Commentators are always pessimistic in the early stages of recovery

Friday, November 4, 2011

I was going to post something like this a few days ago but didn't have the time. David Leonhardt gives basically the argument I was going to make (and quotes my friend Bob Barbera, some of whose thinking I have absorbed osmosistically in the past couple of years, along the way).

In the fall of 1982, with a long recession ending but the unemployment rate heading toward 10 percent, The New York Times ran an article titled “The Recovery That Won’t Start.”

It quoted prominent economists who worried that “the recovery may amount to nothing more than a few quarters of paltry growth — and possibly not even that.” The economists, the article noted, had “growing doubts about whether the mechanisms of economic recovery will — or can — operate as they have in other postwar business cycles.”

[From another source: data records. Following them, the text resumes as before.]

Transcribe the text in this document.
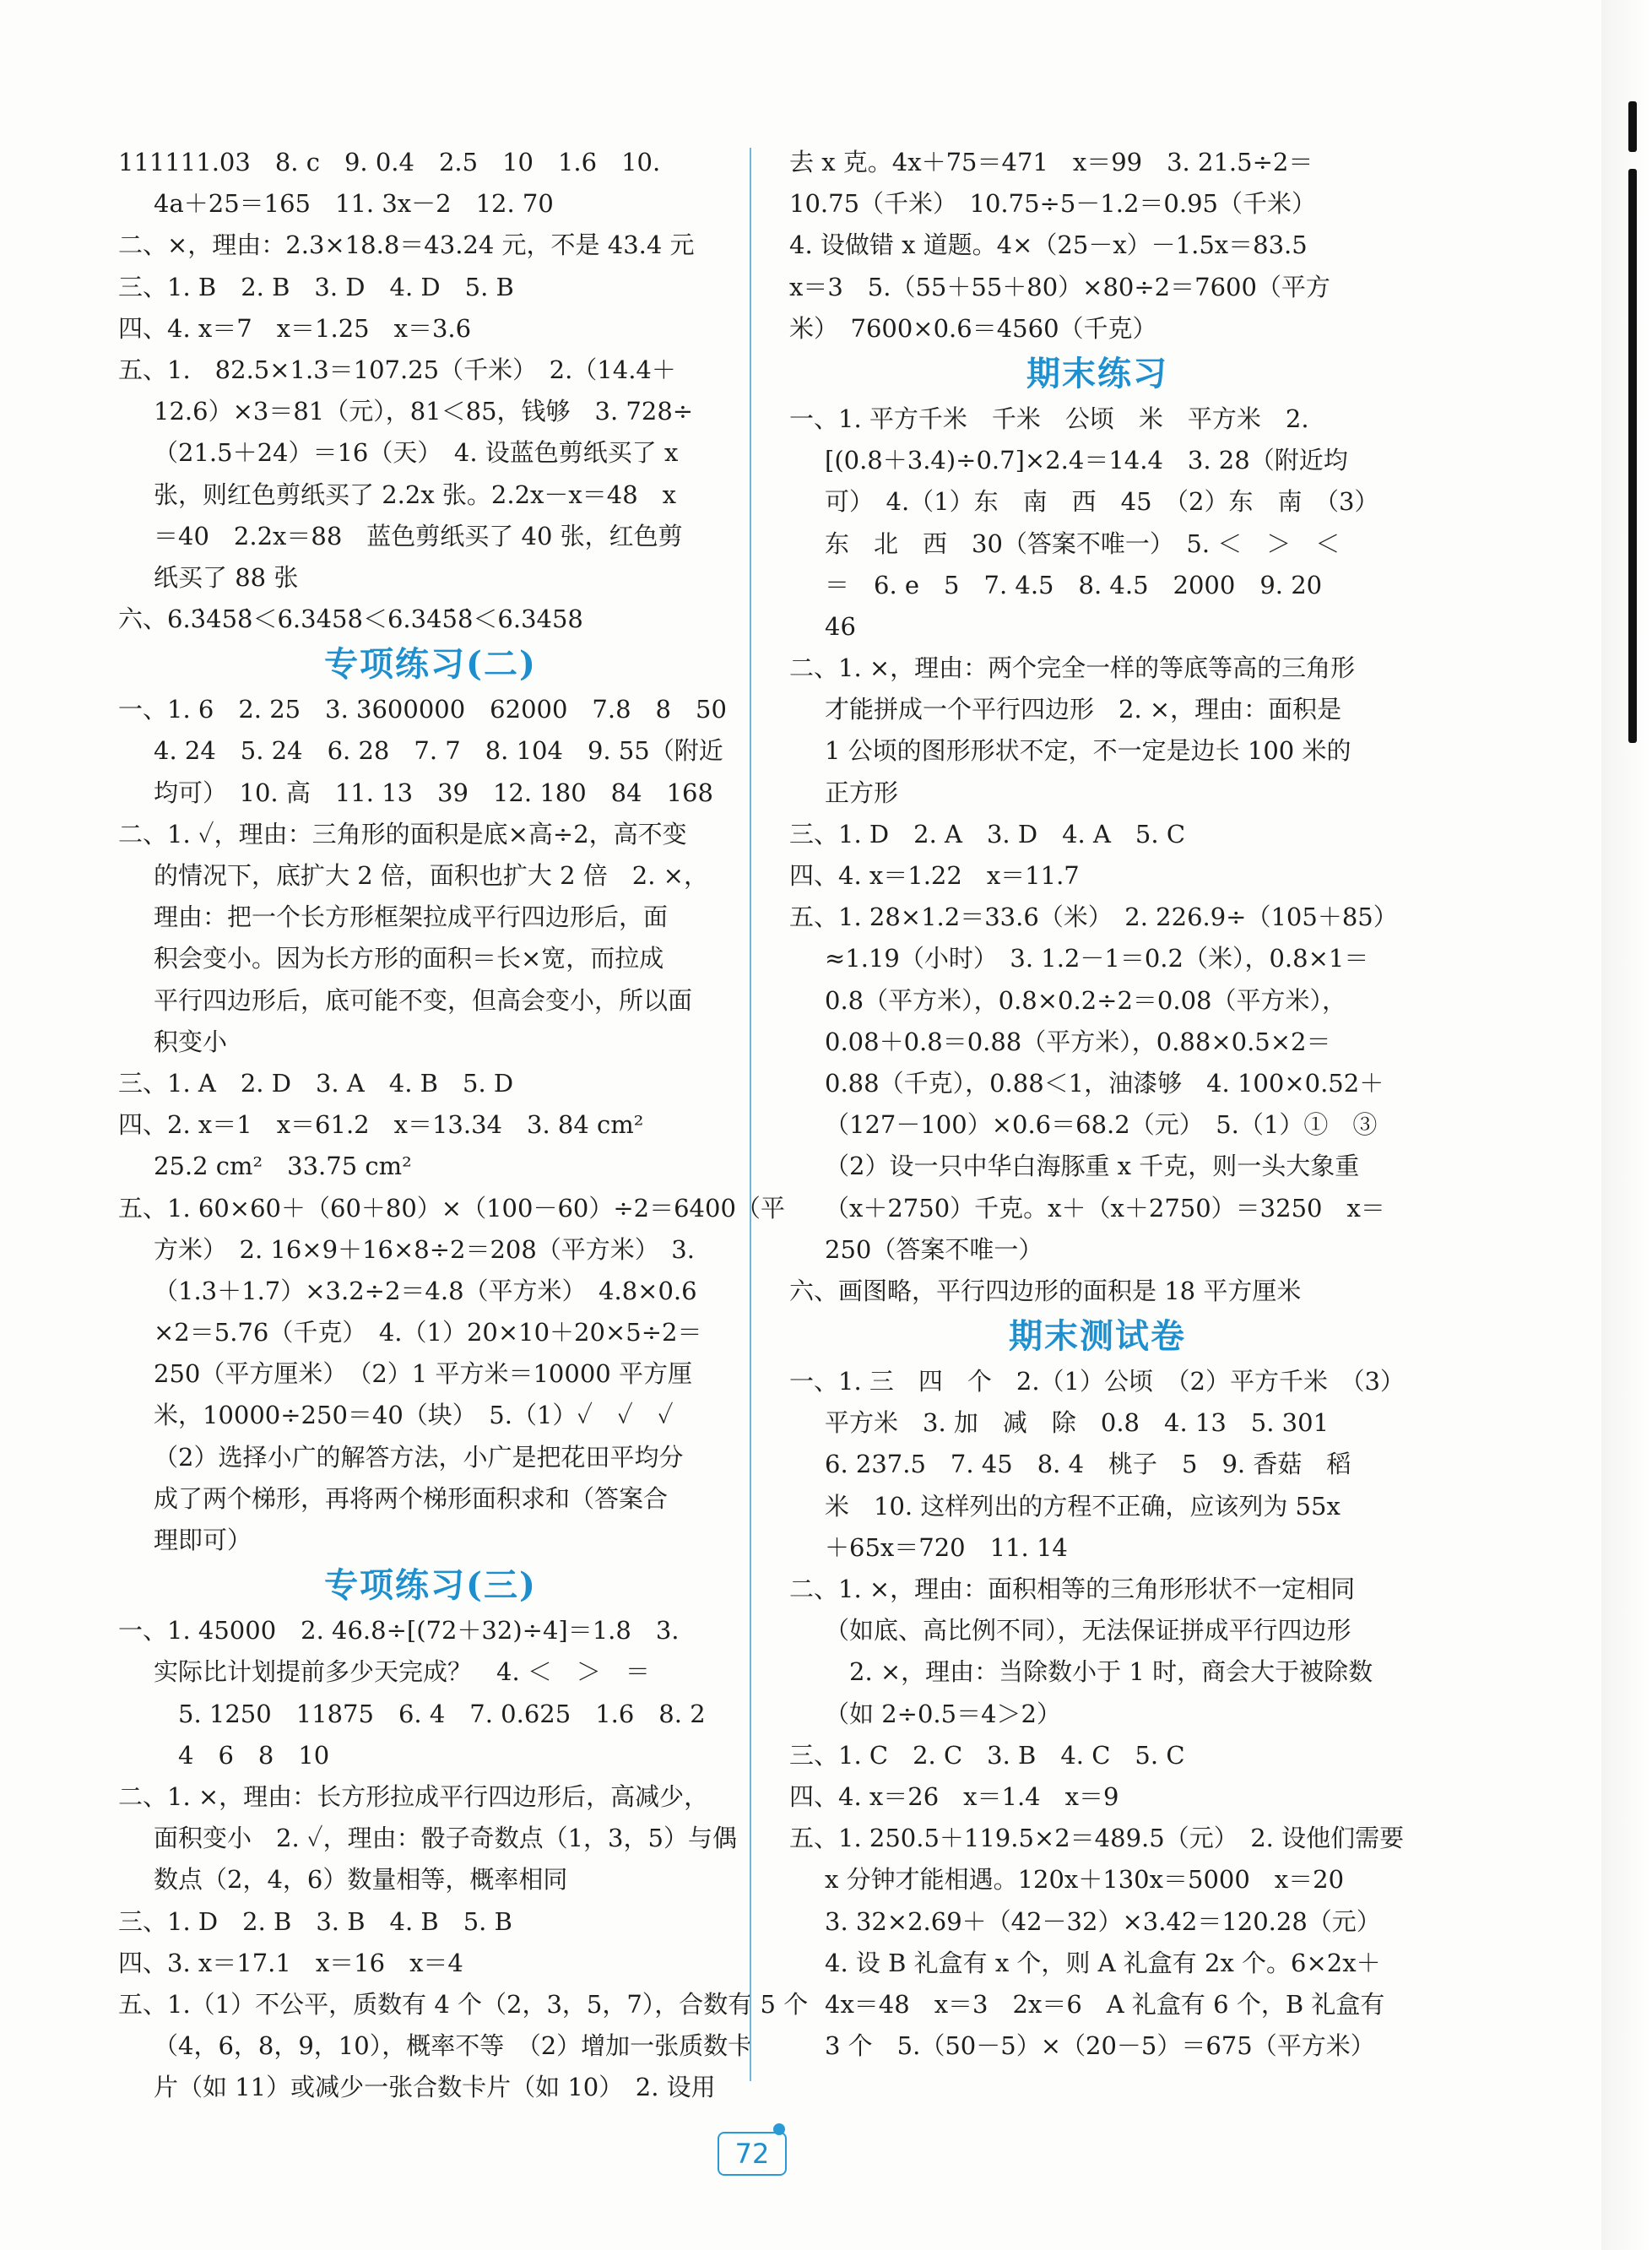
111111.03　8. c　9. 0.4　2.5　10　1.6　10.
4a＋25＝165　11. 3x－2　12. 70
二、×，理由：2.3×18.8＝43.24 元，不是 43.4 元
三、1. B　2. B　3. D　4. D　5. B
四、4. x＝7　x＝1.25　x＝3.6
五、1.　82.5×1.3＝107.25（千米）　2.（14.4＋
12.6）×3＝81（元），81＜85，钱够　3. 728÷
（21.5＋24）＝16（天）　4. 设蓝色剪纸买了 x
张，则红色剪纸买了 2.2x 张。2.2x－x＝48　x
＝40　2.2x＝88　蓝色剪纸买了 40 张，红色剪
纸买了 88 张
六、6.3̇458̇＜6.34̇58̇＜6.345̇8̇＜6.3458
专项练习(二)
一、1. 6　2. 25　3. 3600000　62000　7.8　8　50
4. 24　5. 24　6. 28　7. 7　8. 104　9. 55（附近
均可）　10. 高　11. 13　39　12. 180　84　168
二、1. ✓，理由：三角形的面积是底×高÷2，高不变
的情况下，底扩大 2 倍，面积也扩大 2 倍　2. ×，
理由：把一个长方形框架拉成平行四边形后，面
积会变小。因为长方形的面积＝长×宽，而拉成
平行四边形后，底可能不变，但高会变小，所以面
积变小
三、1. A　2. D　3. A　4. B　5. D
四、2. x＝1　x＝61.2　x＝13.34　3. 84 cm²
25.2 cm²　33.75 cm²
五、1. 60×60＋（60＋80）×（100－60）÷2＝6400（平
方米）　2. 16×9＋16×8÷2＝208（平方米）　3.
（1.3＋1.7）×3.2÷2＝4.8（平方米）　4.8×0.6
×2＝5.76（千克）　4.（1）20×10＋20×5÷2＝
250（平方厘米）　（2）1 平方米＝10000 平方厘
米，10000÷250＝40（块）　5.（1）✓　✓　✓
（2）选择小广的解答方法，小广是把花田平均分
成了两个梯形，再将两个梯形面积求和（答案合
理即可）
专项练习(三)
一、1. 45000　2. 46.8÷[(72＋32)÷4]＝1.8　3.
实际比计划提前多少天完成？　4. ＜　＞　＝
　5. 1250　11875　6. 4　7. 0.625　1.6　8. 2
　4　6　8　10
二、1. ×，理由：长方形拉成平行四边形后，高减少，
面积变小　2. ✓，理由：骰子奇数点（1，3，5）与偶
数点（2，4，6）数量相等，概率相同
三、1. D　2. B　3. B　4. B　5. B
四、3. x＝17.1　x＝16　x＝4
五、1.（1）不公平，质数有 4 个（2，3，5，7），合数有 5 个
（4，6，8，9，10），概率不等　（2）增加一张质数卡
片（如 11）或减少一张合数卡片（如 10）　2. 设用
去 x 克。4x＋75＝471　x＝99　3. 21.5÷2＝
10.75（千米）　10.75÷5－1.2＝0.95（千米）
4. 设做错 x 道题。4×（25－x）－1.5x＝83.5
x＝3　5.（55＋55＋80）×80÷2＝7600（平方
米）　7600×0.6＝4560（千克）
期末练习
一、1. 平方千米　千米　公顷　米　平方米　2.
[(0.8＋3.4)÷0.7]×2.4＝14.4　3. 28（附近均
可）　4.（1）东　南　西　45　（2）东　南　（3）
东　北　西　30（答案不唯一）　5. ＜　＞　＜
＝　6. e　5　7. 4.5　8. 4.5　2000　9. 20
46
二、1. ×，理由：两个完全一样的等底等高的三角形
才能拼成一个平行四边形　2. ×，理由：面积是
1 公顷的图形形状不定，不一定是边长 100 米的
正方形
三、1. D　2. A　3. D　4. A　5. C
四、4. x＝1.22　x＝11.7
五、1. 28×1.2＝33.6（米）　2. 226.9÷（105＋85）
≈1.19（小时）　3. 1.2－1＝0.2（米），0.8×1＝
0.8（平方米），0.8×0.2÷2＝0.08（平方米），
0.08＋0.8＝0.88（平方米），0.88×0.5×2＝
0.88（千克），0.88＜1，油漆够　4. 100×0.52＋
（127－100）×0.6＝68.2（元）　5.（1）①　③
（2）设一只中华白海豚重 x 千克，则一头大象重
（x＋2750）千克。x＋（x＋2750）＝3250　x＝
250（答案不唯一）
六、画图略，平行四边形的面积是 18 平方厘米
期末测试卷
一、1. 三　四　个　2.（1）公顷　（2）平方千米　（3）
平方米　3. 加　减　除　0.8　4. 13　5. 301
6. 237.5　7. 45　8. 4　桃子　5　9. 香菇　稻
米　10. 这样列出的方程不正确，应该列为 55x
＋65x＝720　11. 14
二、1. ×，理由：面积相等的三角形形状不一定相同
（如底、高比例不同），无法保证拼成平行四边形
　2. ×，理由：当除数小于 1 时，商会大于被除数
（如 2÷0.5＝4＞2）
三、1. C　2. C　3. B　4. C　5. C
四、4. x＝26　x＝1.4　x＝9
五、1. 250.5＋119.5×2＝489.5（元）　2. 设他们需要
x 分钟才能相遇。120x＋130x＝5000　x＝20
3. 32×2.69＋（42－32）×3.42＝120.28（元）
4. 设 B 礼盒有 x 个，则 A 礼盒有 2x 个。6×2x＋
4x＝48　x＝3　2x＝6　A 礼盒有 6 个，B 礼盒有
3 个　5.（50－5）×（20－5）＝675（平方米）
72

Over the next two years, the American economy grew at a blistering annual rate of more than 6 percent.

These days, as in the aftermath of every recession, you are again hearing a version of those early 1980s worries: this time, things are different. Consumers are tapped out. Business executives are skittish. Banks remain reluctant to lend...

“Of course, there is a long list of things to worry about,” says Robert Barbera, an economist and the author of a recent book on the financial crisis. “But it’s ever thus. If that were the reason you didn’t have a genuine recovery, you would never have a genuine recovery.”